Spring Creek is not, according to Southwest Gas, while Mesquite is impacting Southern Nevada customers.
In December 2019, state regulators authorized the utility to expand its service to the Spring Creek area near Elko. The expansion, which served 1,500 people as of Feb. 16, has mechanisms in place so that only people in that region are paying for the expansion, Brown said.
The year before, the utility regulators authorized Southwest Gas’ expansion into Mesquite, including 47 miles of pipeline, totaling $28 million.
Under SB151, passed in 2015, Southwest Gas can recover 98.5 percent of the costs related to the expansion from Southern Nevada customers and 1.5 percent from Mesquite customers.
The cost for the Mesquite expansion is built into Southern Nevada customer rates, Brown said.
Appeasing shareholders
The utility’s request for $74 million is based on a proposed 10 percent return on equity, up from its current 9.4 percent.

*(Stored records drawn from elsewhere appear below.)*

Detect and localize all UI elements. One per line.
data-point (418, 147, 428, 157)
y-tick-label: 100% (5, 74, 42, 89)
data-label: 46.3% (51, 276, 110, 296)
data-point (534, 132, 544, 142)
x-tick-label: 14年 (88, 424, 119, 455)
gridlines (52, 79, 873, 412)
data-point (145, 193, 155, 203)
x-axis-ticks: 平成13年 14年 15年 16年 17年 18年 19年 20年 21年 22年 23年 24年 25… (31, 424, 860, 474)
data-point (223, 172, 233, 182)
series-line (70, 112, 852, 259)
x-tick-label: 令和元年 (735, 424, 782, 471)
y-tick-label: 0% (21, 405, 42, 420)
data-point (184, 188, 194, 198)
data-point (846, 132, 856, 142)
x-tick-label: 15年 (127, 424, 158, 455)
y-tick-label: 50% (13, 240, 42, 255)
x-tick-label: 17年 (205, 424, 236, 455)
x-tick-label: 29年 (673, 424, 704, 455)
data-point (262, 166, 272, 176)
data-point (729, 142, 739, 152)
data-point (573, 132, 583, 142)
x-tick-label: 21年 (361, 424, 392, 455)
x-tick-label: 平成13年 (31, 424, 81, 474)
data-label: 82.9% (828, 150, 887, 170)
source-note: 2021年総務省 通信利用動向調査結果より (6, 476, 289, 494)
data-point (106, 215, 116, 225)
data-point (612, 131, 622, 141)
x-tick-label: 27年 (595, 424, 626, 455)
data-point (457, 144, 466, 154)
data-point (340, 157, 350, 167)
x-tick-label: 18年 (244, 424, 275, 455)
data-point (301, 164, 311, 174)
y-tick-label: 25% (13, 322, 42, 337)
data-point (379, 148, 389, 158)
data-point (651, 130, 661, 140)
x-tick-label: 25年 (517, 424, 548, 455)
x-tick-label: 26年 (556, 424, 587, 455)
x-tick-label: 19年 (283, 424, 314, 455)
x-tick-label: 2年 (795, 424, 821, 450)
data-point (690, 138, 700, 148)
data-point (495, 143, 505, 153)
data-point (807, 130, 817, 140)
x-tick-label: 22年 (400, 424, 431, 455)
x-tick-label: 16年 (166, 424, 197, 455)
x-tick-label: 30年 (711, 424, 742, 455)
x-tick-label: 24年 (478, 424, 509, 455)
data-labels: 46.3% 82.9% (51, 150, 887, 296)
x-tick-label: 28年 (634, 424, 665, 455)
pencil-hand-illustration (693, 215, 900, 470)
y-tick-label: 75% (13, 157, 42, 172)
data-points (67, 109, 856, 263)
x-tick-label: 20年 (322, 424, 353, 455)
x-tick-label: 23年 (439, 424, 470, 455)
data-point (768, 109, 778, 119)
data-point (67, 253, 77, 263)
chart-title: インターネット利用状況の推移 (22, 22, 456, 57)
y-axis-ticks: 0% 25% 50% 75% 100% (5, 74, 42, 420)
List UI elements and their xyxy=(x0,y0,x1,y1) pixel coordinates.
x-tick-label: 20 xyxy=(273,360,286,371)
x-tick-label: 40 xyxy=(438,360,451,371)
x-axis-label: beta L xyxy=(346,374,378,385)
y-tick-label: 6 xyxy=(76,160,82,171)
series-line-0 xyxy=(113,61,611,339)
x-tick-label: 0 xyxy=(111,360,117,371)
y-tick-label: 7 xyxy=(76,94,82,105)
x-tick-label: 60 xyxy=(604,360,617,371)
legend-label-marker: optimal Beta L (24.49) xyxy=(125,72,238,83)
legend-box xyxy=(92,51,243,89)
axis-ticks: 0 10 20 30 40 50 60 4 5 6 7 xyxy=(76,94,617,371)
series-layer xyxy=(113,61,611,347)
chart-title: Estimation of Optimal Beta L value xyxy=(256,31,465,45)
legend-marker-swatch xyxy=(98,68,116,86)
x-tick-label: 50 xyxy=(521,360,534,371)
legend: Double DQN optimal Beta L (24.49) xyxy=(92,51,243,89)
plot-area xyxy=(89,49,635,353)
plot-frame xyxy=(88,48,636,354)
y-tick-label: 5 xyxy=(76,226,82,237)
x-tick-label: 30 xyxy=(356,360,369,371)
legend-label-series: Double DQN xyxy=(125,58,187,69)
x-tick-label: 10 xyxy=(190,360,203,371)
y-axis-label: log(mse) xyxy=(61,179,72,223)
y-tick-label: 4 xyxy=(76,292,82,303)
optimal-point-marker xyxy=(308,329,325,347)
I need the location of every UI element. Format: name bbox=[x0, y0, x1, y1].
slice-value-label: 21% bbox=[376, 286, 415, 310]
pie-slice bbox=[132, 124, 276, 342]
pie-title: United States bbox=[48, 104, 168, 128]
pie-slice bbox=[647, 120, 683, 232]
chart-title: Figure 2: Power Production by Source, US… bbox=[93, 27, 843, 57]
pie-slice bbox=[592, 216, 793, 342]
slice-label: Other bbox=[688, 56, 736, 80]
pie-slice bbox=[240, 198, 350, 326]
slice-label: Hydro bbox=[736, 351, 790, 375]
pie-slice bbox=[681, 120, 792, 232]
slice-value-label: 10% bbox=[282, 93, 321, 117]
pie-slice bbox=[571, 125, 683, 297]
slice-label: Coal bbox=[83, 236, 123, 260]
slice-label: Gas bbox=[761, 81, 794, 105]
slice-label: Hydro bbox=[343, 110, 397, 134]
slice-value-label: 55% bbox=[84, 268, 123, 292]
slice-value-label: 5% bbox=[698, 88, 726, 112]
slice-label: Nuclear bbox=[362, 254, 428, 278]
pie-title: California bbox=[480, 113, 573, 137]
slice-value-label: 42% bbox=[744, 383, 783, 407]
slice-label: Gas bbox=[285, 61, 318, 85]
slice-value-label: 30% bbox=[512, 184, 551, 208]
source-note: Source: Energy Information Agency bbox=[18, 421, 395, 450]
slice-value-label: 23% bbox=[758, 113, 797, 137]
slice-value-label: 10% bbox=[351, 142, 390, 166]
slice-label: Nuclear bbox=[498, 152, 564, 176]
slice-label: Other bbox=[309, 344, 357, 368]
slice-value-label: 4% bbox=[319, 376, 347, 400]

The Bureau of Consumer Protection is recommending a 9.3 percent return on equity.
The company is also seeking a 10 percent return on investment — a way of showing profitability by comparing amounts paid to amounts earned — up from its current rate of 9.4 percent. In its filing with state regulators, Southwest Gas said that its existing charges do not provide reasonable return on its investment.
Brown argues those numbers are fair, despite protests from groups ranging from the AARP to the Nevada Conservation League, and that 10 percent is less than what the market is demanding. On behalf of Southwest Gas, consultant Dylan D’Ascendis said the company should be seeking a rate of return between 10.29 and 12.12 percent.
In written testimony, Daniel Lawton, an economist representing the Bureau of Consumer Protection, argued for a substantially lower number.
“The company’s proposed 10 percent return for equity shareholders is not supported by any financial model and is an overstatement of the required return on equity to hold and attract equity capital,” he said in the filing.